Following this ECJ decision, the German Federal Fiscal Court stated in a decision of 17 July 2008 that, by way of exception, a company can deduct losses relating to a permanent establishment belonging to it and situated in another Member State if and to the extent that the company can prove that the losses can under no circumstances be utilized in the Member State in which the permanent establishment is located. The deduction must, however, be made from the company’s income generated in the same fiscal year in which the permanent establishment’s losses were incurred.

On 13 July 2009 the German Federal Ministry of Finance published a decree in which it declared that the Federal Fiscal Court’s decision will not apply to cases other than the one decided.
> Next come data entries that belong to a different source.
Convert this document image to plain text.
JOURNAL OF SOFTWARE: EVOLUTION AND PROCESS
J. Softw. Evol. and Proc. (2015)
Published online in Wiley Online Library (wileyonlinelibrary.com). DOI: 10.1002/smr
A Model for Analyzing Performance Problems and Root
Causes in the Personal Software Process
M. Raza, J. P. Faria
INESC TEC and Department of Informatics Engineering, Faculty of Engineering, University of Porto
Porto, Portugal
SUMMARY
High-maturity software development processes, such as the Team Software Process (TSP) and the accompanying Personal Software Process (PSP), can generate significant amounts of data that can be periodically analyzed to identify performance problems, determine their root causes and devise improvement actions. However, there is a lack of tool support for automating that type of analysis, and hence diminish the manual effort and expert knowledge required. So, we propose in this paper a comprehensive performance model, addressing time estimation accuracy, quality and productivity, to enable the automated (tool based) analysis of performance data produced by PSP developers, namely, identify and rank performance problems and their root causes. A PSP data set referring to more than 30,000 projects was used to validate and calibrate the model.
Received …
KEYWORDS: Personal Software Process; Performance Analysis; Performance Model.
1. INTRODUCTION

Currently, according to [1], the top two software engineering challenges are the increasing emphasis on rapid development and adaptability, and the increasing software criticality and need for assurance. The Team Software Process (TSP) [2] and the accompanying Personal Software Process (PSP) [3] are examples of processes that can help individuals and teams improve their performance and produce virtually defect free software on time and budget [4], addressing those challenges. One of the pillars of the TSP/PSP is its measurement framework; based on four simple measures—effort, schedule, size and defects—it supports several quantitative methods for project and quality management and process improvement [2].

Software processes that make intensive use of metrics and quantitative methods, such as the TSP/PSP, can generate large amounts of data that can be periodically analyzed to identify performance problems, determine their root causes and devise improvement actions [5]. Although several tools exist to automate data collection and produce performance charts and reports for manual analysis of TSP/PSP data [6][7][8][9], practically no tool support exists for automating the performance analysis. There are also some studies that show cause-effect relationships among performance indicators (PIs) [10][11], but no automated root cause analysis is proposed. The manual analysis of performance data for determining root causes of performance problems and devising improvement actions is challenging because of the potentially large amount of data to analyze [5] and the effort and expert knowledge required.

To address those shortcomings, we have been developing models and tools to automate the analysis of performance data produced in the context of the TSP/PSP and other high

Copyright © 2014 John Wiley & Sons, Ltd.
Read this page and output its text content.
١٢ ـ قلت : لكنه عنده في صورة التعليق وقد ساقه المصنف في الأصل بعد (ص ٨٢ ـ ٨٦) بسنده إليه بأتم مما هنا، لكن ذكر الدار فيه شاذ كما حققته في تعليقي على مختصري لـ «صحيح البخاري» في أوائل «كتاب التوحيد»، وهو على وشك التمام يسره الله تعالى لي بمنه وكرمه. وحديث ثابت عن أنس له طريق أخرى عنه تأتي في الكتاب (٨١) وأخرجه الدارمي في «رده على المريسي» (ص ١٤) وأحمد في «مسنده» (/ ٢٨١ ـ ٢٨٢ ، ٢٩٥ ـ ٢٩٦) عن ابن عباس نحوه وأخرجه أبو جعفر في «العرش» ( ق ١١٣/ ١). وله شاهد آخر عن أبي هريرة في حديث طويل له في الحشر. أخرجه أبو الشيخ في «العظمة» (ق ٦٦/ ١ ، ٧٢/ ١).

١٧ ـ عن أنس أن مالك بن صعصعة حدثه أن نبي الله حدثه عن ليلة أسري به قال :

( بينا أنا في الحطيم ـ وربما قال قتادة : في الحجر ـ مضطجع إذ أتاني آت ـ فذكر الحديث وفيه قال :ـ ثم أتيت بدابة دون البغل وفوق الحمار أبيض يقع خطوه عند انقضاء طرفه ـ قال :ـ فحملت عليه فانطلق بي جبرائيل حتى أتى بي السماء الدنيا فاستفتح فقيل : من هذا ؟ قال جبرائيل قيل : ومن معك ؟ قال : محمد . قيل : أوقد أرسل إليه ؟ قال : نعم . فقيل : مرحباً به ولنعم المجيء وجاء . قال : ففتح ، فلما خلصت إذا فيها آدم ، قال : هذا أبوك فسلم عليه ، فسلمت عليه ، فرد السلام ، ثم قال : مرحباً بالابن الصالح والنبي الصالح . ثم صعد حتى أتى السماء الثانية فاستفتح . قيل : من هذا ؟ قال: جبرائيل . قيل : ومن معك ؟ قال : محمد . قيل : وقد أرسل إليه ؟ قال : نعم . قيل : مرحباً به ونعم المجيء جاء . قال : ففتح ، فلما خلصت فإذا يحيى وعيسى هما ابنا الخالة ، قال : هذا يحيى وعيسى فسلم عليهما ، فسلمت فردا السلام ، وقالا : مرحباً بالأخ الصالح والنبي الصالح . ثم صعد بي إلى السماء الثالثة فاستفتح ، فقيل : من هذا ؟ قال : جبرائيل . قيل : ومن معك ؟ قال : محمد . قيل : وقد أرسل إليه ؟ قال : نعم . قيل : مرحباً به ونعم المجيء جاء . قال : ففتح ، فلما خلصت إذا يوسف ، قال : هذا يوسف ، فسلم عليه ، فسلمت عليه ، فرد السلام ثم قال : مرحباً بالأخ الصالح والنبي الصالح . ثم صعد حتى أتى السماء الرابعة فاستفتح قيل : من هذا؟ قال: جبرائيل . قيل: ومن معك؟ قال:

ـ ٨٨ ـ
While, in general, there is no rule that Federal Fiscal Court decisions are binding on the German tax authorities, it is nevertheless necessary to the principle of the separation of powers that the tax authorities may not ignore the Court’s decisions without reason. In this regard, the Ministry of Finance named the following reasons for its decree.

- the ECJ’s “no possibility for that subsidiary’s losses to be taken into account in that State” wording includes only legal possibilities for loss deduction regardless of whether the deduction is actually taken or not.

- In the Lidl Belgium case, the loss actually could be deducted from income generated by the permanent establishment in subsequent years and, therefore, the Federal Fiscal Court’s decision was not a decision on the merits of the case and its statement regarding the loss deduction can only be regarded as dictum.

Given these considerations, it will now be up to taxpayers to bring another case to court which will cause the German Federal Fiscal Court or the ECJ to clearly state the preconditions for inter-European deduction of permanent establishment losses.